Inland at lower altitudes the strongest gusts were 29 m/s recorded at Vilhelmina, Västerbotten County and Frösön, Jämtland, which were lower than those seen during the Dagmar storm in 2011.

In Norway electricity was cut to 35,000 homes at the height of the storm, mostly in Trøndelag and Helgeland. The storm at its height left 36,000 without electricity in Jämtland, Västernorrland and Västerbotten in Sweden, which had been reduced to 28,000 by mid morning 17 November, with electricity suppliers warning some customers may not be reconnected until Monday 18 November. In Finland, an estimated 230,000 households were without electricity.

Northern Sweden also saw problems with the mobile and land line phone network, with 15,000 customers without land line connections on 17 November, in the towns of Vilhelmina and Dorotea inhabitants had difficulty in reaching the emergency services telephone number. The Norwegian communications company Telenor reported that in Nord-Trøndelag 2,800 broadband and 4,600 fixed line customers were without service and in Nordland 300 broadband customers and 460 fixed line customers were also without service on 18 November. The company also reported difficulties with the mobile phone network in these counties, with over 150 2G base stations down and 60 3G base stations out of service.

In Finland the regions of Häme, Tampere, Ostrobothnia, Satakunta and Savo, were particularly affected, with the storm felling many trees and breaking power lines. In western regions of Finland rail lines were disrupted.

In Russia power outages were reported in the town of Lakhdenpokhya, Republic of Karelia due to the strong winds. Electricity supplies were also cut to 108 villages throughout the Leningrad region, while Saint Petersburg saw electricity lines, billboards, roofing and traffic signals toppled.

The Saint Petersburg Dam was closed in the early morning 17 November with a storm warning in place in the city.

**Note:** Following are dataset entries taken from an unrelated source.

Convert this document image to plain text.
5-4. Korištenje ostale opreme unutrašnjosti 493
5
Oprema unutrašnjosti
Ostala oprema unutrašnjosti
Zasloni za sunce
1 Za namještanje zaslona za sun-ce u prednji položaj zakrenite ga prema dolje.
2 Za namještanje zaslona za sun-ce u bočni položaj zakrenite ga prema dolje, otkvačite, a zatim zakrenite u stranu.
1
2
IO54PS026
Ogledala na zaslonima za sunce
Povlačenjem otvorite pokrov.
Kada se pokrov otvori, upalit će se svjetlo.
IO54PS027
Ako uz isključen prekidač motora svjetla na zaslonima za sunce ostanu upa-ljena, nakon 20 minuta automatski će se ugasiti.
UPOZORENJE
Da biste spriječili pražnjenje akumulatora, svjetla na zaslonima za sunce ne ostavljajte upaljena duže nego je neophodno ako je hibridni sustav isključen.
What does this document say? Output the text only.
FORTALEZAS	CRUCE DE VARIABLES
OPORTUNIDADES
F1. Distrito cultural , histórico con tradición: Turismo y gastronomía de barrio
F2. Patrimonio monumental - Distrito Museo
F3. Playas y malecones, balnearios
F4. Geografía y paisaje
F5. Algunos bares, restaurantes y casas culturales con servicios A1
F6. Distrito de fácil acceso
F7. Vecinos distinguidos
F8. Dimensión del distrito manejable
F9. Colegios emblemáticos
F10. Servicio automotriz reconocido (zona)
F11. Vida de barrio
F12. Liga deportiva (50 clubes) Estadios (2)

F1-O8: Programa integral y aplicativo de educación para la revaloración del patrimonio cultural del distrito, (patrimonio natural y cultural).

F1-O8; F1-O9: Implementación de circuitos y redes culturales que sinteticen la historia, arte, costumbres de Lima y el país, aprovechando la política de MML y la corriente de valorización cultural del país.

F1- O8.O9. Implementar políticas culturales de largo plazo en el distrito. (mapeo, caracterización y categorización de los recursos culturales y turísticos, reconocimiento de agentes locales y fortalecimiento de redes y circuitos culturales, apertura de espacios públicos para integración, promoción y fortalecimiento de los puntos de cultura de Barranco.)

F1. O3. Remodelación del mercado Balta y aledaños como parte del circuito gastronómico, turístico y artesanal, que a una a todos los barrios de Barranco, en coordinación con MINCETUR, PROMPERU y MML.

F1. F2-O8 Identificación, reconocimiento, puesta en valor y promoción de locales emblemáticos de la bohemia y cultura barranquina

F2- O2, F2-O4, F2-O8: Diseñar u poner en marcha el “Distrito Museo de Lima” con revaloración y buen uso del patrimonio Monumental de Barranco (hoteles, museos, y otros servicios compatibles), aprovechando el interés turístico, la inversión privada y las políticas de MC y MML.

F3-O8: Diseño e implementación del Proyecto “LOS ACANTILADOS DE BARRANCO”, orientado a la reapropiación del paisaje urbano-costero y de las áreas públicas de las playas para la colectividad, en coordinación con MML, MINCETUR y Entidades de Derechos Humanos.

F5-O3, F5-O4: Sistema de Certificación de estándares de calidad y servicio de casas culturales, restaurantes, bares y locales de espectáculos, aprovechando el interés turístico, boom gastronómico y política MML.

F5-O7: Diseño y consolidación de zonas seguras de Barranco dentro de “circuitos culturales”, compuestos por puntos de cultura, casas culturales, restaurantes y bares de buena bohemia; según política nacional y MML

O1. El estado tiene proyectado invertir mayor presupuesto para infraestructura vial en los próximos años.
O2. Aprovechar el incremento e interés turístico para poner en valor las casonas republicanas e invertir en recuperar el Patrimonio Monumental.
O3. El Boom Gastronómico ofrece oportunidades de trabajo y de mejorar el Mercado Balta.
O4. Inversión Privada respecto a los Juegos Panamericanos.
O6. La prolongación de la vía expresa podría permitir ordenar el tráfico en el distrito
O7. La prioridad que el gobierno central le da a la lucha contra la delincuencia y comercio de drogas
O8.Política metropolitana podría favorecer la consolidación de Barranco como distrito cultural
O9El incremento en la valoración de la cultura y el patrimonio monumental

In the Gulf of Finland the closure of the St Petersburg dam left the ferry was unable to enter port, waiting out the storm with 2800 passengers on board. Strong winds forced its St. Peter Line sister ferry the MS Princess Anastasia to return to Tallinn harbour.

===Subsequent storms===
Several further low pressure systems impacted the Nordic countries immediately after the passage of Hilde.

===Cyclone Oskari===
Oskari (Vincenc) – November 29-December 4, 2013. 976 hPa. Named by the Finnish Meteorological Institute. Oskari was stronger than Hilde in Finland, with a maximum gust of 34.7 m/s at Märket skerry lighthouse, to the west of Åland.

===Cyclone Xaver===

Named Bodil by Danish Meteorological Institute and Sven by SMHI, the storm brought Force 12 winds and heavy snowfall. The storm brought a storm surge to the Irish and North Seas with coastal flooding resulting from what the Environment Agency in the United Kingdom described as the worst storm surge in 60 years. Record water levels were also reported in the Øresund between Sweden and Denmark. Blizzards and severe weather in Sweden and Poland led to several fatalities. The North Sea storm surge on 4–5 December 2013 saw water damage 1,400 buildings and 6800 ha of land, and caused no direct deaths. This was attributed to the warnings that were issued several days in advance and the improved coastal defences that had been built since the North Sea flood of 1953.

===Cyclone Ivar (Seija)===
Ivar named by the Norwegian Meteorological Institute, and Seija by the Finnish Meteorological Institute. unnamed by the FUB. December 10-17, 2013. 977 hPa. With a route and intensity similar to Hilde, Ivar once again brought hurricane-force winds to central Norway. In Norway 50,000 customers were without power. In Sweden the storm left 55,000 across Norrland without power. Near record level winds were reported from Finland, where 200,000 were left without power. Estonia saw winds up to 115 km/h and 45,000 homes without electricity. Described as more powerful than both Hilde and Oskari, but slightly weaker than Cyclone Dagmar of 2011 in Finland. Video of shoppers in Ålesund, Norway, struggling against the wind from the storm was shown widely on internet after becoming a hit on YouTube. Hilde and Ivar brought the worst forest damage to Scandinavia since the New Year's Day Storm of 1992.

===Cyclones Zaki and Adam===
Zaki – December 12-16, 2013 and Adam December 14-19, 2013. 952 hPa.